Key principle: If users need it → test fails when missing. No "optional" trash bin. Never move missing items from CRITICAL to OPTIONAL just to pass tests.

The most important rule in the codebase:

1. STOP - Don't assume you know where something goes
2. READ - Read what already exists first
3. ACT - Then make informed decisions

This exists because a previous development session broke tests, created code in the wrong location, and deleted it without checking - wasting significant time and resources. Five minutes reading saves hours of cleanup.

A costly mistake. The original plan:

leviso → bootstrap.tar.xz (~5MB) → Extract → recipe install base → Updates

What was built: 34 recipe files, bootstrap module, busybox download, static binary compilation - all unnecessary.

The simple solution: The live ISO already contains a complete system in an EROFS image. Just extract it:

Boot ISO → Mount /mnt → recstrap /mnt (extracts EROFS) → Done

Lesson: Always ask "is this necessary?" before building. The simplest solution is usually correct.

Ask before implementing.
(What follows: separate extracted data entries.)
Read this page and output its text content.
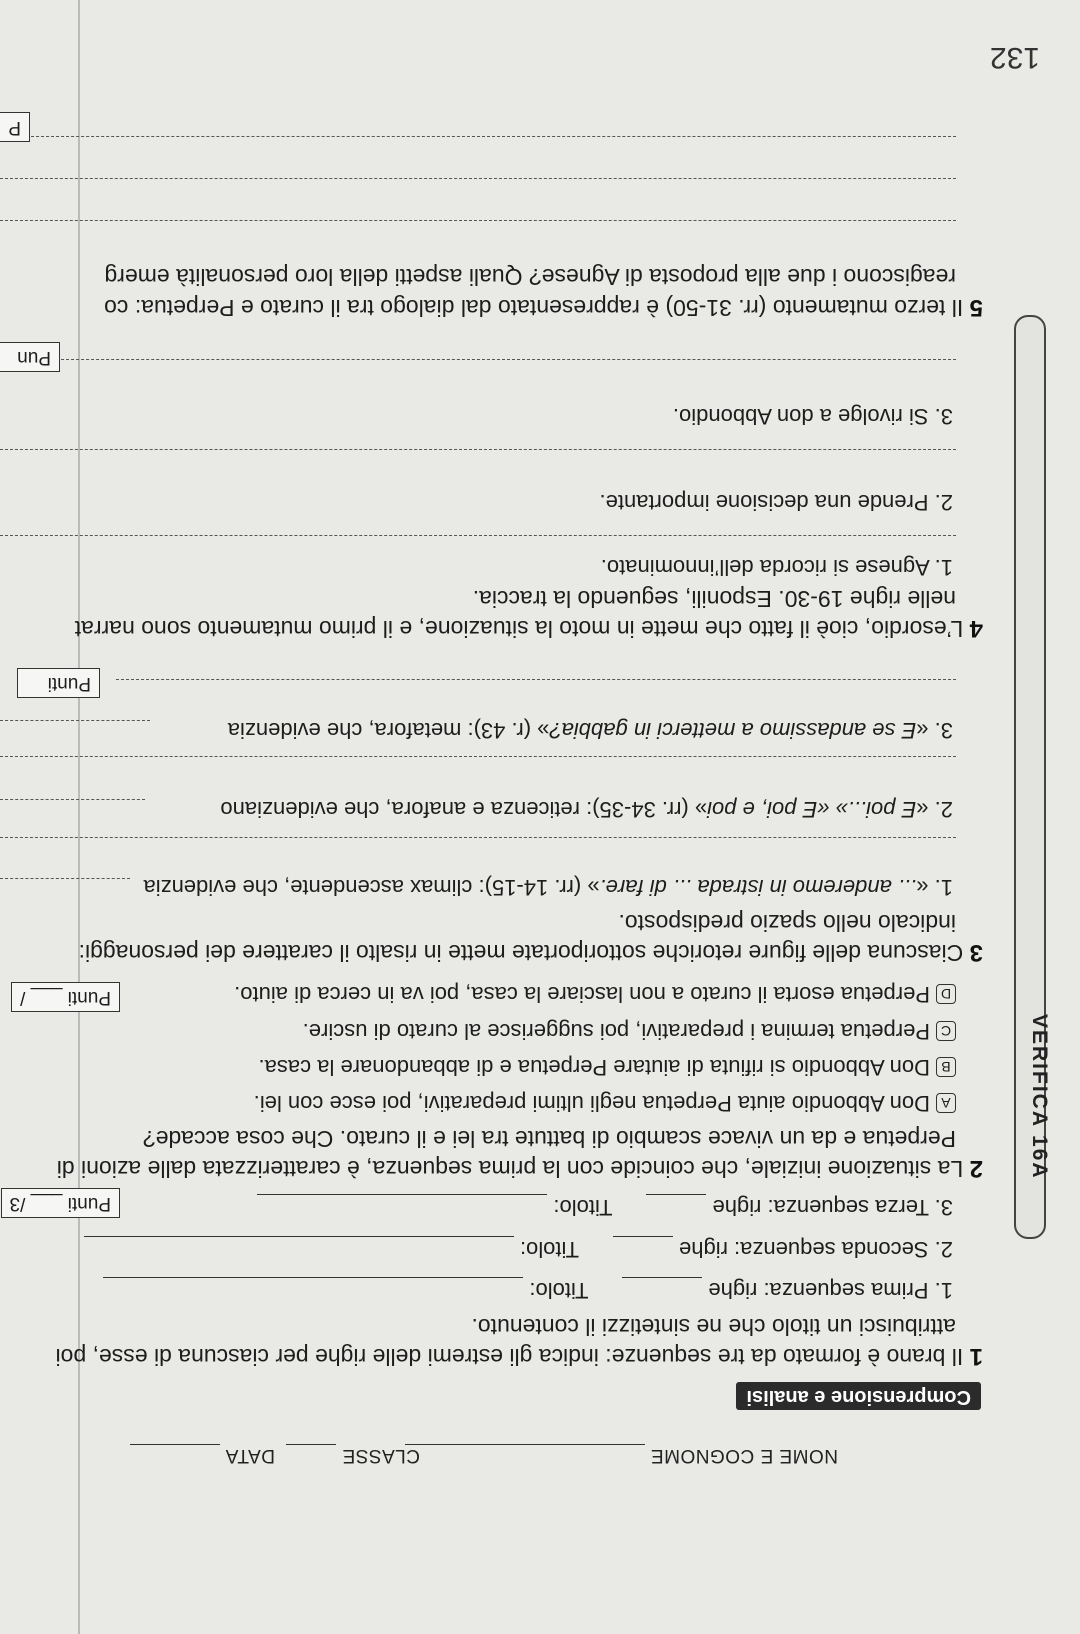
NOME E COGNOME
CLASSE
DATA
Comprensione e analisi
VERIFICA 16A
1 Il brano è formato da tre sequenze: indica gli estremi delle righe per ciascuna di esse, poi
attribuisci un titolo che ne sintetizzi il contenuto.
1. Prima sequenza: righe   Titolo:
2. Seconda sequenza: righe   Titolo:
3. Terza sequenza: righe   Titolo:
Punti ___ /3
2 La situazione iniziale, che coincide con la prima sequenza, è caratterizzata dalle azioni di
Perpetua e da un vivace scambio di battute tra lei e il curato. Che cosa accade?
ADon Abbondio aiuta Perpetua negli ultimi preparativi, poi esce con lei.
BDon Abbondio si rifiuta di aiutare Perpetua e di abbandonare la casa.
CPerpetua termina i preparativi, poi suggerisce al curato di uscire.
DPerpetua esorta il curato a non lasciare la casa, poi va in cerca di aiuto.
Punti ___ /
3 Ciascuna delle figure retoriche sottoriportate mette in risalto il carattere dei personaggi:
indicalo nello spazio predisposto.
1. «... anderemo in istrada ... di fare.» (rr. 14-15): climax ascendente, che evidenzia
2. «E poi...» «E poi, e poi» (rr. 34-35): reticenza e anafora, che evidenziano
3. «E se andassimo a metterci in gabbia?» (r. 43): metafora, che evidenzia
Punti
4 L’esordio, cioè il fatto che mette in moto la situazione, e il primo mutamento sono narrat
nelle righe 19-30. Esponili, seguendo la traccia.
1. Agnese si ricorda dell’innominato.
2. Prende una decisione importante.
3. Si rivolge a don Abbondio.
Pun
5 Il terzo mutamento (rr. 31-50) è rappresentato dal dialogo tra il curato e Perpetua: co
reagiscono i due alla proposta di Agnese? Quali aspetti della loro personalità emerg
P
132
Don't silently add workarounds.

1. Document the problem
2. Propose solution in a team file
3. Ask for feedback
4. Don't silently implement

Silent implementation can waste resources, add complexity, and create technical debt.

When unsure about UX decisions, ask "What does archiso do?"

• Autologin: archiso has autologin → LevitateOS has autologin
• Root shell: archiso boots to root shell → LevitateOS boots to root shell
• Installer: archiso requires manual install → LevitateOS uses recstrap (like pacstrap) + manual config

LevitateOS competes with Arch. The live ISO experience should match archiso's behavior where applicable.